On a des plans très utiles qui auraient un impact significatif pour les patients et pour les travailleurs s’ils étaient mis en place.

Jean-Yves Duclos, ministre fédéral de la Santé

Il a précisé que les discussions entre Ottawa et les provinces portent sur cinq groupes de priorités : réduire les retards dans les opérations chirurgicales et les diagnostics et soutenir les travailleurs de la santé ; améliorer l’accès aux services de santé familiale ; améliorer les services de santé mentale ; aider les Canadiens à vieillir dans la dignité ; moderniser le système de soins de santé en favorisant un meilleur partage des données.

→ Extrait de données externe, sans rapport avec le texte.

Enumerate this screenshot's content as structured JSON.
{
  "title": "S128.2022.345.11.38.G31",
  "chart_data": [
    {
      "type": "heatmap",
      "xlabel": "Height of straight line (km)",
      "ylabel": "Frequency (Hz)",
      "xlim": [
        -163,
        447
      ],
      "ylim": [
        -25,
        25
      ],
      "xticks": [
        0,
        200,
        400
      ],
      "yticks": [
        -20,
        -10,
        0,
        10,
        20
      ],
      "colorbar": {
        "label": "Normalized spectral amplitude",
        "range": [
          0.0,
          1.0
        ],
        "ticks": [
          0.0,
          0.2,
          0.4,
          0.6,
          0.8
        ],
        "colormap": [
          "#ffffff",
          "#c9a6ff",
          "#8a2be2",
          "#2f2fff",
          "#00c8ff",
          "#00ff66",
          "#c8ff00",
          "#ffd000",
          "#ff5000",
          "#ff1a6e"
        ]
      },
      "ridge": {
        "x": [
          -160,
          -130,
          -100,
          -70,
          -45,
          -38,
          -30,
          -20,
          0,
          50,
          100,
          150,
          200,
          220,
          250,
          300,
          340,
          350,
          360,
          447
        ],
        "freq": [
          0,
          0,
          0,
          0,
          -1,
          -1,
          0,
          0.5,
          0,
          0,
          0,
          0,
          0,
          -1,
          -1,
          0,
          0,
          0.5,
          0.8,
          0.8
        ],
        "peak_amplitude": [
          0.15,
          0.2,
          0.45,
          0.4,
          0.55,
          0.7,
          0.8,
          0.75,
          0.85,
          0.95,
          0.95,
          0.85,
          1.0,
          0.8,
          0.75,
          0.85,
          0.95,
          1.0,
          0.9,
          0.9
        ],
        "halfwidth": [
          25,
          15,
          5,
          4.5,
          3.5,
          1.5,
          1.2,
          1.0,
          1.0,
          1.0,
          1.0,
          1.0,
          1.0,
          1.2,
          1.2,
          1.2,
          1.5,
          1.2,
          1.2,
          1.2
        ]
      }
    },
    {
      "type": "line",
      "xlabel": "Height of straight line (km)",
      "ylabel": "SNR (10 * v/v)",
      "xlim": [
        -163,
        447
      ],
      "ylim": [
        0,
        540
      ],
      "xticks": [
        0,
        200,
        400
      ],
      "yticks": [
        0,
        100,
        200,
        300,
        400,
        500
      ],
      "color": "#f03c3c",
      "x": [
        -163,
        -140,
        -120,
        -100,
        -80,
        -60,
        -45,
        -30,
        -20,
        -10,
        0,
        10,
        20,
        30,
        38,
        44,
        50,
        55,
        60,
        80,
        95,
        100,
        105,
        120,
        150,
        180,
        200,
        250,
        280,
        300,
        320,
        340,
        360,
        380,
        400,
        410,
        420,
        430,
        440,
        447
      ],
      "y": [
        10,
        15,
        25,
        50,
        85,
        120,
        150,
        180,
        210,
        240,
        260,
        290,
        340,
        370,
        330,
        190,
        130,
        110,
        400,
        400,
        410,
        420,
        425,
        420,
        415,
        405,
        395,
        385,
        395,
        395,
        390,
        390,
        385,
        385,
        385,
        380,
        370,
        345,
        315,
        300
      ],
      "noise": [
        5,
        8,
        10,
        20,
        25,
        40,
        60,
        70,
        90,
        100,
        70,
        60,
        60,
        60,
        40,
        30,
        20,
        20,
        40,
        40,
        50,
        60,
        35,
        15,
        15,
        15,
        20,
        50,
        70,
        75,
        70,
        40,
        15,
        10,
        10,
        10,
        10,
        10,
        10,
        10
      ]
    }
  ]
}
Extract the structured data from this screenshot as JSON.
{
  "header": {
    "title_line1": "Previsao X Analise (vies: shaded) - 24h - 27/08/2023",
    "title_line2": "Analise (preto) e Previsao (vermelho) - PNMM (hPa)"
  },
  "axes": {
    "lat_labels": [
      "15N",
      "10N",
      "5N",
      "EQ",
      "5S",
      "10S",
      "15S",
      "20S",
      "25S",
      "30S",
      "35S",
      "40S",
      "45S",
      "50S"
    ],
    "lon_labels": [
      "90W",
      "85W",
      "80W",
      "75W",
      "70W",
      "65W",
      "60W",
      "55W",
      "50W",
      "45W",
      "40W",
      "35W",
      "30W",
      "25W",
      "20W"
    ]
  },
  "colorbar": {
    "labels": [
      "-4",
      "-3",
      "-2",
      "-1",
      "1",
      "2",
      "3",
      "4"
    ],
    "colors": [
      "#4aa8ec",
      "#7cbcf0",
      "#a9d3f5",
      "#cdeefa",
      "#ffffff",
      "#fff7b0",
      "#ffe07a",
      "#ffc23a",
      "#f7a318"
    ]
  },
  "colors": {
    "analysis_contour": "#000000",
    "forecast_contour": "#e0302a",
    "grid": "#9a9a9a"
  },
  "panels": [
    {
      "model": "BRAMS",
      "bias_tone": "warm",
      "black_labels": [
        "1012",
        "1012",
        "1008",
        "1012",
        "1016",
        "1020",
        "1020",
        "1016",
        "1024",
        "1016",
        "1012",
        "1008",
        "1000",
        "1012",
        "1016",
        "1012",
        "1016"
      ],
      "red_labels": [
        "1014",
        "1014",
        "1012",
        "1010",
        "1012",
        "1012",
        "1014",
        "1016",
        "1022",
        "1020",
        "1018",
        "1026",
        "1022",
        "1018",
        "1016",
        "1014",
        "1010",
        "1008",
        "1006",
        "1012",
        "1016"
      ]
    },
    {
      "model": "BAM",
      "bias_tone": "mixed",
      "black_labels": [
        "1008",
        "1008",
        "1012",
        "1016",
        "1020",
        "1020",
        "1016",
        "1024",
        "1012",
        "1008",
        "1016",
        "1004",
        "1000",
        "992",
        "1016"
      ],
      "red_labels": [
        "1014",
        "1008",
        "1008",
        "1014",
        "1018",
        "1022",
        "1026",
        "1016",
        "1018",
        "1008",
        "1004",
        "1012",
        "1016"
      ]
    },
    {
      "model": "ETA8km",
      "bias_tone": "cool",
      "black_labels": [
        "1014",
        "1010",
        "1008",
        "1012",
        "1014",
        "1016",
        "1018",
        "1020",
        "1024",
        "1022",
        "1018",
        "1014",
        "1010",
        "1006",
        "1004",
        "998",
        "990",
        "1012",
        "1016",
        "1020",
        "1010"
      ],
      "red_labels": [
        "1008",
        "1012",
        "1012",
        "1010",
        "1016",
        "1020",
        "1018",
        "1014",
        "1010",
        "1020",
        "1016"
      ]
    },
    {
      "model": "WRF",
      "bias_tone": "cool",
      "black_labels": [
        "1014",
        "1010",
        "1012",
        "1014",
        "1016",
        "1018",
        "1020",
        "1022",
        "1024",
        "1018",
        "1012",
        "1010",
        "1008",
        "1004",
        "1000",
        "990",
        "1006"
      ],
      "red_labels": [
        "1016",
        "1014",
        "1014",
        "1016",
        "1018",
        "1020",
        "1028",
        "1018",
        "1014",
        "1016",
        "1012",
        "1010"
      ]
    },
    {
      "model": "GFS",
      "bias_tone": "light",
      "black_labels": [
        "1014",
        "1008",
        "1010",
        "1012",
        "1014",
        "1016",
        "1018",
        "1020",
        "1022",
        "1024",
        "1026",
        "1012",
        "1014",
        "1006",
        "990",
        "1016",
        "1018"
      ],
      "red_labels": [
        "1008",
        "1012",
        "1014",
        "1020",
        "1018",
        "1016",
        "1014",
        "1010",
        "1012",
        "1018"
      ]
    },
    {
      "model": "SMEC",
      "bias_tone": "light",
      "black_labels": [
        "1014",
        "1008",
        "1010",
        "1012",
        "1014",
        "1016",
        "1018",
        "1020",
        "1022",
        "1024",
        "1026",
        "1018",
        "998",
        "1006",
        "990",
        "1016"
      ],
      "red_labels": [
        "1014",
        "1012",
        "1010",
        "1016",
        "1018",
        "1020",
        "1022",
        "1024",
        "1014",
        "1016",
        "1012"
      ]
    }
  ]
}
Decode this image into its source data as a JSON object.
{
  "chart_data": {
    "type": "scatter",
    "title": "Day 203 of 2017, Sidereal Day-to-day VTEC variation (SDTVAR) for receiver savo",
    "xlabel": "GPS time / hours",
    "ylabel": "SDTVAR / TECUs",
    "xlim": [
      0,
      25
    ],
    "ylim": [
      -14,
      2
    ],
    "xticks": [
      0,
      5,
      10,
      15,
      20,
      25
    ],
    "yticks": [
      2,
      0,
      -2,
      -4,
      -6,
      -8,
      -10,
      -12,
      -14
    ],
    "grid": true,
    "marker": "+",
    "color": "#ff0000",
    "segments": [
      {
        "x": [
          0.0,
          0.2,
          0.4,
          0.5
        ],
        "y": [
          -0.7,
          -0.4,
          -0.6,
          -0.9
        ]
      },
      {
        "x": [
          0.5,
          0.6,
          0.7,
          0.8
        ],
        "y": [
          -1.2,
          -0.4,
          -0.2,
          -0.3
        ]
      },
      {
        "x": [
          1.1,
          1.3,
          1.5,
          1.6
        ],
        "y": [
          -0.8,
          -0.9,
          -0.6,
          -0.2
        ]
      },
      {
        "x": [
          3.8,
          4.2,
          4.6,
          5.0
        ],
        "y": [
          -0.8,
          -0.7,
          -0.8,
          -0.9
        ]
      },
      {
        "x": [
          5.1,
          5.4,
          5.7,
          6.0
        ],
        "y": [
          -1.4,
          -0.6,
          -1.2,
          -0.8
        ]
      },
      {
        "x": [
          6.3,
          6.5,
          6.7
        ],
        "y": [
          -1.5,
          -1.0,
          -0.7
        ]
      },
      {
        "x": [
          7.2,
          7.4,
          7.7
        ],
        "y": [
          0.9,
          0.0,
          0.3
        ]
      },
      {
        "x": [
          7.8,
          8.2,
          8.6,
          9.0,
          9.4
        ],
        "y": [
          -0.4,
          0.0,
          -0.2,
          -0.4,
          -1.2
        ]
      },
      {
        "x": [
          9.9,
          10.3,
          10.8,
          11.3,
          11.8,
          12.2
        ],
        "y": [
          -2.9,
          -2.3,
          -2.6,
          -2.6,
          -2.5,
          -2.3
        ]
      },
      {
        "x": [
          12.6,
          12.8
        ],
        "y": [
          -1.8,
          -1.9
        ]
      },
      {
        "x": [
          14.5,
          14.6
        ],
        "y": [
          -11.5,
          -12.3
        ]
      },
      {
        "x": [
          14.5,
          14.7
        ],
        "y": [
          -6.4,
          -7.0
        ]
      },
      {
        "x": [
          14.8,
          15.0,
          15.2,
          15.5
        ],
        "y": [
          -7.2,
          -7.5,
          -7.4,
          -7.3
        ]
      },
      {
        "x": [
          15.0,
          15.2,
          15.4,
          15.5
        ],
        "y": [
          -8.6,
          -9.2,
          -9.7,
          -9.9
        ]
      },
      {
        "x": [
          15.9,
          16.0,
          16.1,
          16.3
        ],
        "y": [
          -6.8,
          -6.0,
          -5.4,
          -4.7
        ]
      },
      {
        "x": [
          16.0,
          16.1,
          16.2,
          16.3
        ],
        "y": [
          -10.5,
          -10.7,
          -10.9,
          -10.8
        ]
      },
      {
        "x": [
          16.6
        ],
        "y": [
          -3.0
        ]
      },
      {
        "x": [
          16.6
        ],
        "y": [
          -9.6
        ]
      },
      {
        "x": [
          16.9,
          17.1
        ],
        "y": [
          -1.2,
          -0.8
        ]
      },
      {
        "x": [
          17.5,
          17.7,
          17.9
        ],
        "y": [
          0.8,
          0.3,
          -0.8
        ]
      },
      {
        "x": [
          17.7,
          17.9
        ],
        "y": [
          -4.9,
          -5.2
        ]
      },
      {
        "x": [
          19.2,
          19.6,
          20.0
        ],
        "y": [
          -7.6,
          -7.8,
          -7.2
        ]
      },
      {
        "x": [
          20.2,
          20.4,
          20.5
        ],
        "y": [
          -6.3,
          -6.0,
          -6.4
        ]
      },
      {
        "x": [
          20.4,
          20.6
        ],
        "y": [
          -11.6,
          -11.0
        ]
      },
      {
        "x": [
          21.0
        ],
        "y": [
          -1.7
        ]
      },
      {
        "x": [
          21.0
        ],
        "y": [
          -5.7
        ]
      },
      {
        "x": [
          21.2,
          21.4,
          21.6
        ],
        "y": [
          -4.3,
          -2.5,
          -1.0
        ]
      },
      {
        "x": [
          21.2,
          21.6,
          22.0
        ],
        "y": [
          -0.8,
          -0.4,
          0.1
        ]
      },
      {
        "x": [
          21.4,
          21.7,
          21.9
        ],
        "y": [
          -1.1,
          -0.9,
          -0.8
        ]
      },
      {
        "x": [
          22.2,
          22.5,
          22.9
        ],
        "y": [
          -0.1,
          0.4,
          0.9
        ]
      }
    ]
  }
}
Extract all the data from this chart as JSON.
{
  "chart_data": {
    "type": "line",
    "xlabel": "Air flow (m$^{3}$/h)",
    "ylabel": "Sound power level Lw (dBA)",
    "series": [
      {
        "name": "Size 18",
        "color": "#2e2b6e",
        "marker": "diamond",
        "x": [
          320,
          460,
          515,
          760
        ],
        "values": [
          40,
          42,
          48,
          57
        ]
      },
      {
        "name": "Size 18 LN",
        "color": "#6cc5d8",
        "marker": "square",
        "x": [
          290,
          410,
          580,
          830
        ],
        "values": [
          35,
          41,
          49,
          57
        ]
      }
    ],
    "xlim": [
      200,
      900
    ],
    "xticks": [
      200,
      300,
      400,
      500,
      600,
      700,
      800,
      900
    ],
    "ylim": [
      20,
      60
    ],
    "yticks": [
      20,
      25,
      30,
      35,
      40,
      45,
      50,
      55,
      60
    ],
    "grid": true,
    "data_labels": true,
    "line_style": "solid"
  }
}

Par ailleurs, l’entente prévoirait qu’Ottawa doive conclure par la suite des accords bilatéraux. Ces accords viseraient à ce que le gouvernement fédéral verse des sommes supplémentaires dans des secteurs jugés prioritaires par chacune des provinces et qui, prévoit-on, correspondraient aussi à des thèmes évoqués par Justin Trudeau lors de la dernière campagne électorale – comme la santé mentale, les services de première ligne et les soins de longue durée.

L’intention exprimée par M. Trudeau, en entrevue avec La Presse, d’encadrer davantage le recours à la disposition de dérogation par les provinces tombe à un bien mauvais moment. Sa sortie viendra assombrir ses relations avec François Legault, mais il serait étonnant que cela compromette une entente en matière de santé.